Despite Clinton’s high approval rating, his vice president and the 2000 Democratic nominee for president, Al Gore, was eager to distance himself from scandal. Unfortunately, he also alienated Clinton loyalists and lost some of the benefit of Clinton’s genuine popularity. Gore’s desire to emphasize his concern for morality led him to select Connecticut senator Joseph I. Lieberman as his running mate. Lieberman had been quick to denounce Clinton’s relationship with Monica Lewinsky. Consumer advocate Ralph Nader ran as the candidate of the Green Party, a party devoted to environmental issues and grassroots activism, and Democrats feared that he would attract votes that Gore might otherwise win.

On the Republican side, where strategists promised to “restore honor and dignity” to the White House, voters were divided between George W. Bush, governor of Texas and eldest son of former president Bush, and John McCain, an Arizona senator and Vietnam War veteran. Bush had the robust support of both the Christian Right and the Republican leadership. His campaign amassed large donations that it used to defeat McCain, himself an outspoken critic of the influence of money in politics. The nomination secured, Bush selected Dick Cheney, part of the Nixon and Ford administrations and secretary of defense under George H. W. Bush, as his running mate.

One hundred million votes were cast in the 2000 election, and Gore topped Bush in the popular vote by 540,000 ballots, or 0.5 percent. The race was so close that news reports declared each candidate the winner at various times during the evening. It all came down to Florida, where early returns called the election in Bush’s favor by a mere 527 of 5,825,000 votes. Whoever won Florida would get the state’s twenty-five electoral votes and secure the presidency (Figure).

A map shows the results of the 2000 presidential election and the number of electoral votes cast for each candidate. The states that voted for Bush include Alaska (3), Nevada (4), Arizona (8), Utah (5), Idaho (4), Montana (3), Wyoming (3), Colorado (8), North Dakota (3), South Dakota (3), Nebraska (5), Kansas (6), Oklahoma (8), Texas (32), Missouri (11), Arkansas (6), Louisiana (9), Indiana (12), Kentucky (8), Tennessee (11), Mississippi (7), Alabama (9), Georgia (13), Florida (25), South Carolina (8), North Carolina (14), Virginia (13), West Virginia (5), Ohio (21), and New Hampshire (4). The states that voted for Gore include California (54), Oregon (7), Washington (11), New Mexico (5), Minnesota (10), Iowa (7), Wisconsin (11), Illinois (22), Michigan (18), Hawaii (4), Pennsylvania (23), Maryland (10), Delaware (3), New Jersey (15), New York (33), Vermont (3), Maine (4), Massachusetts (12), Rhode Island (4), Connecticut (8), and Washington, D.C. (2).
The map shows the results of the 2000 U.S. presidential election.
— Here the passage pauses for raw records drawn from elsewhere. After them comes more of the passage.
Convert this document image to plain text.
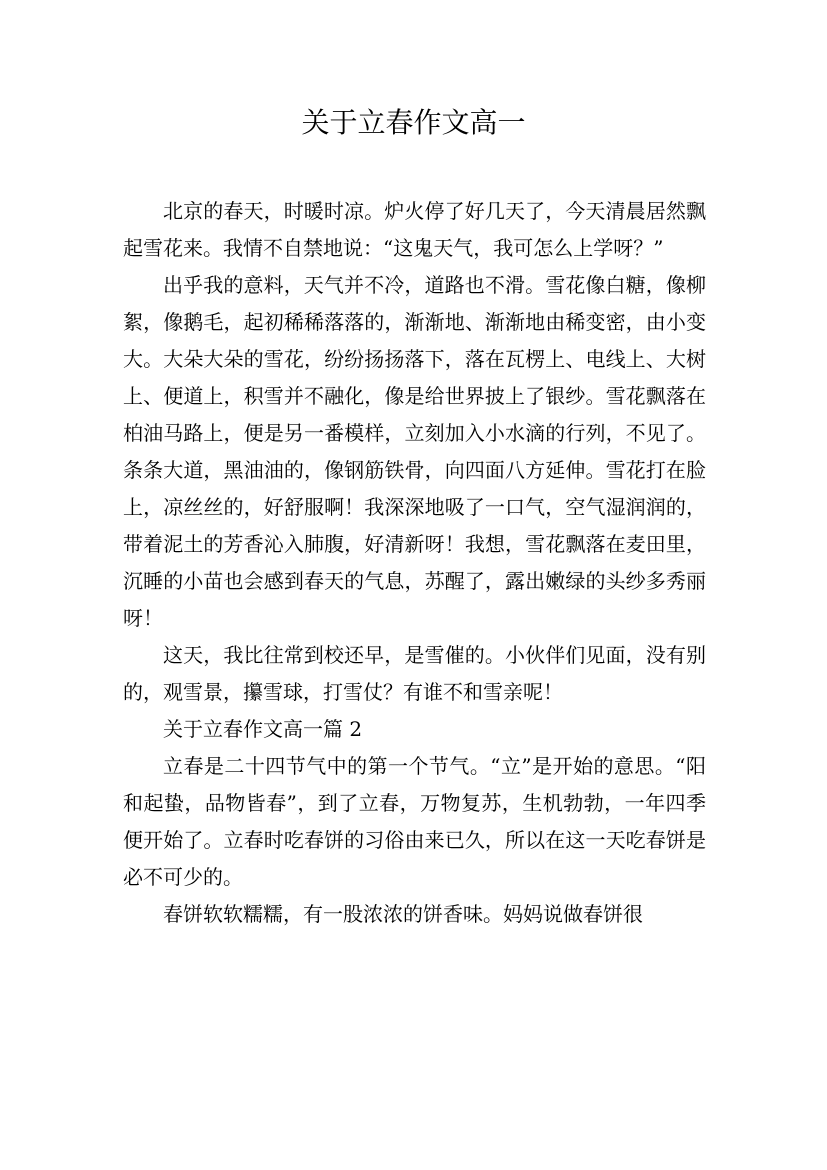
关于立春作文高一

北京的春天，时暖时凉。炉火停了好几天了，今天清晨居然飘起雪花来。我情不自禁地说：“这鬼天气，我可怎么上学呀？”

出乎我的意料，天气并不冷，道路也不滑。雪花像白糖，像柳絮，像鹅毛，起初稀稀落落的，渐渐地、渐渐地由稀变密，由小变大。大朵大朵的雪花，纷纷扬扬落下，落在瓦楞上、电线上、大树上、便道上，积雪并不融化，像是给世界披上了银纱。雪花飘落在柏油马路上，便是另一番模样，立刻加入小水滴的行列，不见了。条条大道，黑油油的，像钢筋铁骨，向四面八方延伸。雪花打在脸上，凉丝丝的，好舒服啊！我深深地吸了一口气，空气湿润润的，带着泥土的芳香沁入肺腹，好清新呀！我想，雪花飘落在麦田里，沉睡的小苗也会感到春天的气息，苏醒了，露出嫩绿的头纱多秀丽呀！

这天，我比往常到校还早，是雪催的。小伙伴们见面，没有别的，观雪景，攥雪球，打雪仗？有谁不和雪亲呢！

关于立春作文高一篇 2

立春是二十四节气中的第一个节气。“立”是开始的意思。“阳和起蛰，品物皆春”，到了立春，万物复苏，生机勃勃，一年四季便开始了。立春时吃春饼的习俗由来已久，所以在这一天吃春饼是必不可少的。

春饼软软糯糯，有一股浓浓的饼香味。妈妈说做春饼很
While Bush won in the majority of states, Gore dominated in the more populous ones, winning the popular vote overall.

Because there seemed to be irregularities in four counties traditionally dominated by Democrats, especially in largely African American precincts, Gore called for a recount of the ballots by hand. Florida’s secretary of state, Katherine Harris, set a deadline for the new vote tallies to be submitted, a deadline the counties could not meet. When the Democrats requested an extension, the Florida Supreme Court granted it, but Harris refused to accept the new tallies unless the counties could explain why they had not met the original deadline. When the explanations were submitted, they were rejected. Gore then asked the Florida Supreme Court for an injunction that would prevent Harris from declaring a winner until the recount was finished. On November 26, Harris declared Bush the winner in Florida. Gore protested that not all votes had been recounted by hand. When the Florida Supreme Court ordered the recount to continue, the Republicans appealed to the U.S. Supreme Court, which decided 5–4 to stop the recount. Bush received Florida’s electoral votes and, with a total of 271 votes in the Electoral College to Gore’s 266, became the forty-third president of the United States.